Who should pay the real estate agent for apartment rental in NYC? The tenant or landlord?
Posted on January 15th, 2010 in Renting & Real Estate | 7 Comments »
The cool man asked:
I am a landlord and I recently rented out an apartment through a real estate agent. The tenant paid 1 month security, first month rent, and the last month rent of a 1 year lease. My real estate agent took the last month rent from my tenant as the commission. This means that I won’t get the last month rent when the lease is up. Is this how it works? I always thought that the tenants pay for the fees. In this case, I am paying for it.

7 Responses
Horses for Sale
If you recruited the real estate agent, you should pay.
Brigantine homes
The industry standard in Manhattan is for the real estate agent to charge the lessee 12-15% of the annual rent. The lessor (you) typically requires 1-2 months of security deposit, but never collects any fee for renting the apartment. One alternative is to go direct to lessee’s and then just charge a premium on the rent, but game it by not charging the full 12-15% equivalent uplift.
Chicago Real Estate
How in the world did you get to where you are in your business? You should know when you lease direct to a tenant YOU are your own agent. When you rent through an agent you must pay the agent. Perhaps you should go back and gain a little more education in your line of work.
Silver Spring md homes
sorry. yes, you should have worked that out the the agent first.

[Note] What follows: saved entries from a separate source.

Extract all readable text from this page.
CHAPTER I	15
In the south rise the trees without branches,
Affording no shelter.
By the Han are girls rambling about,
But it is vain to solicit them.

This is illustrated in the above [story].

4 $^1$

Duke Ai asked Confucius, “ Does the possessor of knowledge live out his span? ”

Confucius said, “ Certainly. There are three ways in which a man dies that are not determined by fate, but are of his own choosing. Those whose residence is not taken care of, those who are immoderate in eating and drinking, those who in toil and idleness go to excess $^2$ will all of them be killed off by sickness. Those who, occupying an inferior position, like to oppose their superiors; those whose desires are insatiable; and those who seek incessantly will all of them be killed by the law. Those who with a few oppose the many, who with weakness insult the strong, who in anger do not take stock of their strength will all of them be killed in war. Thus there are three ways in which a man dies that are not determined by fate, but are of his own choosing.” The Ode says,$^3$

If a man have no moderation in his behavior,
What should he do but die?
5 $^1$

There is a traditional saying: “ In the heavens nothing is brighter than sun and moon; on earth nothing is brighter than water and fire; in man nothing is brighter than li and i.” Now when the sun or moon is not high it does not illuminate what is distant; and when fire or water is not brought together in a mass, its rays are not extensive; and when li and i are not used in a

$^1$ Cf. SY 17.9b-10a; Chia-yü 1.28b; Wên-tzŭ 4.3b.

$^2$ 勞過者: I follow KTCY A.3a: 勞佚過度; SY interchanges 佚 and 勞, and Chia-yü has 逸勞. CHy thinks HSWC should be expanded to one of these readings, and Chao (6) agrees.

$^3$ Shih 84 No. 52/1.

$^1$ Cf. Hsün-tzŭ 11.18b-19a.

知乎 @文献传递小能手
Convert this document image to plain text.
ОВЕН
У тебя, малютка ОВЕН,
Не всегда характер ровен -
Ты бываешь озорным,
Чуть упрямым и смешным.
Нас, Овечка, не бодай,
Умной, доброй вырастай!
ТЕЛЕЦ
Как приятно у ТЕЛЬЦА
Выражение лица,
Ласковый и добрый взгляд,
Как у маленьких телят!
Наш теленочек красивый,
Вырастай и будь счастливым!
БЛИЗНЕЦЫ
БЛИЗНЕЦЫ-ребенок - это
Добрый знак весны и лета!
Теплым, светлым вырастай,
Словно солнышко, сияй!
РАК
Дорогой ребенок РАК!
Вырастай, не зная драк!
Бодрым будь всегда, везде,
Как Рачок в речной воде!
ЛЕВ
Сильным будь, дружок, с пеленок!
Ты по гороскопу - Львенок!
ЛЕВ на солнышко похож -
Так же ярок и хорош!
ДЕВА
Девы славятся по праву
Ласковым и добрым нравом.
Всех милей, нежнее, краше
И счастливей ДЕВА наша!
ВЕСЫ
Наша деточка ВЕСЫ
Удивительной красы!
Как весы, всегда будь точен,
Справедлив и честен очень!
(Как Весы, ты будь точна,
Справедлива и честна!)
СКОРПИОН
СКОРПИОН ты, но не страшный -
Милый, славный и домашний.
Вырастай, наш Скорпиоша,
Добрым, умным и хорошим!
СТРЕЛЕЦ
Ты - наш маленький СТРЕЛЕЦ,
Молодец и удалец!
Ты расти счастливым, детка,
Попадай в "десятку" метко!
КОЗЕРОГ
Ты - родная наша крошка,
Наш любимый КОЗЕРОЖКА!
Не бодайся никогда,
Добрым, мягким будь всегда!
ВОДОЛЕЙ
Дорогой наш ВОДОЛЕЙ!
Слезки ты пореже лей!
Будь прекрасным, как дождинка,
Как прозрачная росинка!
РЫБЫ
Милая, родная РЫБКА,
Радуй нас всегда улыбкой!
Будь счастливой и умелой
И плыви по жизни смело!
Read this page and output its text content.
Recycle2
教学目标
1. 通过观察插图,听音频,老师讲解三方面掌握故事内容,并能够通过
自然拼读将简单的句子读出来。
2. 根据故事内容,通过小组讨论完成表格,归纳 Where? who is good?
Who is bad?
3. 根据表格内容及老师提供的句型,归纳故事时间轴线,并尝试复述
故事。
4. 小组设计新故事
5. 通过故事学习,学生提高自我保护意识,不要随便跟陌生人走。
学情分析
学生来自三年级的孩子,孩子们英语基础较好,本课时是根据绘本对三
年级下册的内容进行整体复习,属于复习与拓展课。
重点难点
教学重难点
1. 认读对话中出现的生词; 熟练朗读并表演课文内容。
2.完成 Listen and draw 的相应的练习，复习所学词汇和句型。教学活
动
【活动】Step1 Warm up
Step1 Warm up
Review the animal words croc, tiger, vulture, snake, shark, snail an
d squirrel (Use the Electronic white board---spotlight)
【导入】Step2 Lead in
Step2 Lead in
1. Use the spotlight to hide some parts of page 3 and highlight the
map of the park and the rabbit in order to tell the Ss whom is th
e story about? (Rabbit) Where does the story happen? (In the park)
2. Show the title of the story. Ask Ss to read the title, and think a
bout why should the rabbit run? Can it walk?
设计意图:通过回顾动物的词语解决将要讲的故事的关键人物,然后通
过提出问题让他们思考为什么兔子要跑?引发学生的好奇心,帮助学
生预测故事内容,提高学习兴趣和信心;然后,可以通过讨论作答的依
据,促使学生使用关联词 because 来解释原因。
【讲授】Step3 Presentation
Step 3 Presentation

we looked as using brokers recently for renting in nyc.
normally
it is first and last to owner
and either one month rent to broker
or 10 percent of annual rent.
too late now to fix it, but if you work with an agent again–figure it out in writing.
you cant ask of anything from the tenant now.
Flathead Lake MT Real Estate
If you hired the agent then you have to pay the agent.
Marathon Key rentals
If you contracted with the agent to find you a tenant then you pay. and 1 month’s rent is customary, In NYC however there is the illegal institution of “Key money” which is unrecorded , non-refundable cash payment from the new tenant paid to either the Real Estate person as a finder’s fee, or to the landlord for choosing them as the new tenant, and sometimes paid to an old tenant to get them to vacate. Next time you should try and collect some of this gravy.
If the tenant does not stay the full 1st year of the tenancy (lease term) the real estate agent is usually required to return a prorated portion of their fee, but their nature being what it is , good luck trying to collect this without having to go to court to get it.
Torrance homes
Sounds like how it works in my locale.
You used the agent. Did you think the agent worked for free? Did you not ask what it would cost in advance? Of course you pay for it.